Some of the best pro cyclists in the world say that it is not possible for them to overtrain, but it is possible for them to under-recover.
When we’re talking about overtraining, we’re talking about the body’s inability to recover from training. Keep that in mind when life gets especially busy or stressful.
Even if you’re training the same amount as before, you could be under-recovering because of all the extra stress your body is experiencing outside of cycling.
It can take weeks, even months, to recover from overtraining. The next step up is complete burnout, which can take months or years to recover from.
Here’s what to look for to spot overtraining:
- Chronic fatigue
- Demotivation
- Plateau in performance (over weeks or months)
- Irritability and mood swings
- Inability to recover from hard racing or training sessions within 72 hours
In terms of specific scientific metrics, you can also spot signs of overtraining in:
- Increased resting heart rate
- Weight and muscle loss
- Poor sleep
- Increased cortisol
- Decreased testosterone
- Decreased glycogen levels
Training is tricky because you need to go through periods of overreaching in order to improve, without ever reaching the point of overtraining.
This is where coaches and structured training plans come in. Using these outside sources, you can control your training load, while also building in crucial rest periods which will help your body recover and for your performance to improve.
Avoiding Overtraining
A good rule of thumb is to take at least one day of rest per week (no cycling, no gym sessions, no running), and one “rest week” every few weeks. A “rest week” is characterized by a marked decrease in training load, such as the reduction of weekly training volume by 30-50%.

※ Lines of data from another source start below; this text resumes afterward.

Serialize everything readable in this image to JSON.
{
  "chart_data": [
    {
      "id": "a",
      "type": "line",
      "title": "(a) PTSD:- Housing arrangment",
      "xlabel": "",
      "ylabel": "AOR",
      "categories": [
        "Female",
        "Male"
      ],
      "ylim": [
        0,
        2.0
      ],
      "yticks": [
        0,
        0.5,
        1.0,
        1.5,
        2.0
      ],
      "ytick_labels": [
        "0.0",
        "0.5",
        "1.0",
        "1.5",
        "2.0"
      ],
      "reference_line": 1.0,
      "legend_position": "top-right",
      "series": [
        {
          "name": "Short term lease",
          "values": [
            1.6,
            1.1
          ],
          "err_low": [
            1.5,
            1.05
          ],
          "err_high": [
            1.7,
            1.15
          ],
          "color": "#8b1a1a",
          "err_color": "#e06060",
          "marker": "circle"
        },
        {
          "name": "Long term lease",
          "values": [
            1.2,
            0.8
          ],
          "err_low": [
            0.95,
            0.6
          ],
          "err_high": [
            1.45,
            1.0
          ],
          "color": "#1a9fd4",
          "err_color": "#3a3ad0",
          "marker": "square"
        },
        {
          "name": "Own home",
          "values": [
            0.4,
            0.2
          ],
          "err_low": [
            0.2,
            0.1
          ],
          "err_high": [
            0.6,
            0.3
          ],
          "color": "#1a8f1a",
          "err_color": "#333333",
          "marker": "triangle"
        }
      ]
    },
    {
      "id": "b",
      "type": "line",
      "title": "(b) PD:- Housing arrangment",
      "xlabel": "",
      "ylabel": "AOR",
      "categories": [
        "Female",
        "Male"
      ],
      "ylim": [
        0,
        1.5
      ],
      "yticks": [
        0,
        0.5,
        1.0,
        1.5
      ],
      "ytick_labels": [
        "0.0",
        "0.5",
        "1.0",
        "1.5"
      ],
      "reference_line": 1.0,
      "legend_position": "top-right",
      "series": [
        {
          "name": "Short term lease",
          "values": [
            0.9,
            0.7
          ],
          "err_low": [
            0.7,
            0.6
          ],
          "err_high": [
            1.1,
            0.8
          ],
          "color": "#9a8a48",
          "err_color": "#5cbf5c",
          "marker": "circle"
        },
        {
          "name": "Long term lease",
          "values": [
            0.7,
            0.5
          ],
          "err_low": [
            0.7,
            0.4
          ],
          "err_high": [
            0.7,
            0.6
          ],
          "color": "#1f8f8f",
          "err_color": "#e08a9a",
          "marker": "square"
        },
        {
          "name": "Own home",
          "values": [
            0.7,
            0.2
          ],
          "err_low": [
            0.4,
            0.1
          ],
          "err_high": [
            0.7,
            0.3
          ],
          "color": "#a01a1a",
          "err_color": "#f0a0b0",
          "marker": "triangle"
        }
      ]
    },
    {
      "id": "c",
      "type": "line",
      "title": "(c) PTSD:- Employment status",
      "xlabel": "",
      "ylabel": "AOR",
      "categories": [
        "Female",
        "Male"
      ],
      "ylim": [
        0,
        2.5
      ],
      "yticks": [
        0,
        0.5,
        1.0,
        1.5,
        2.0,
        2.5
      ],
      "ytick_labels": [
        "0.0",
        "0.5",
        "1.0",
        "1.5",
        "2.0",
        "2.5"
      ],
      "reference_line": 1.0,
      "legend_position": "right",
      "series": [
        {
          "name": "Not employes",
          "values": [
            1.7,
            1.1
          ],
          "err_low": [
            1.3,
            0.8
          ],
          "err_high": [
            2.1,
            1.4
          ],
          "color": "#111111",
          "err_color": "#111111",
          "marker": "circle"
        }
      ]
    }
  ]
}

In other words, if you’re used to training 8-10 hours/week, once a month, you should have a “rest week” where you ride only 4-6 hours.
You can still do the same amount of intensity. In order to maximize your long-term fitness gains, you actually should. But make sure to cut your weekly volume, and maybe skip the long ride over the weekend.
This structure will allow your body the time it needs to recover, while also being short enough to not lose the fitness that you have been working so hard to build up.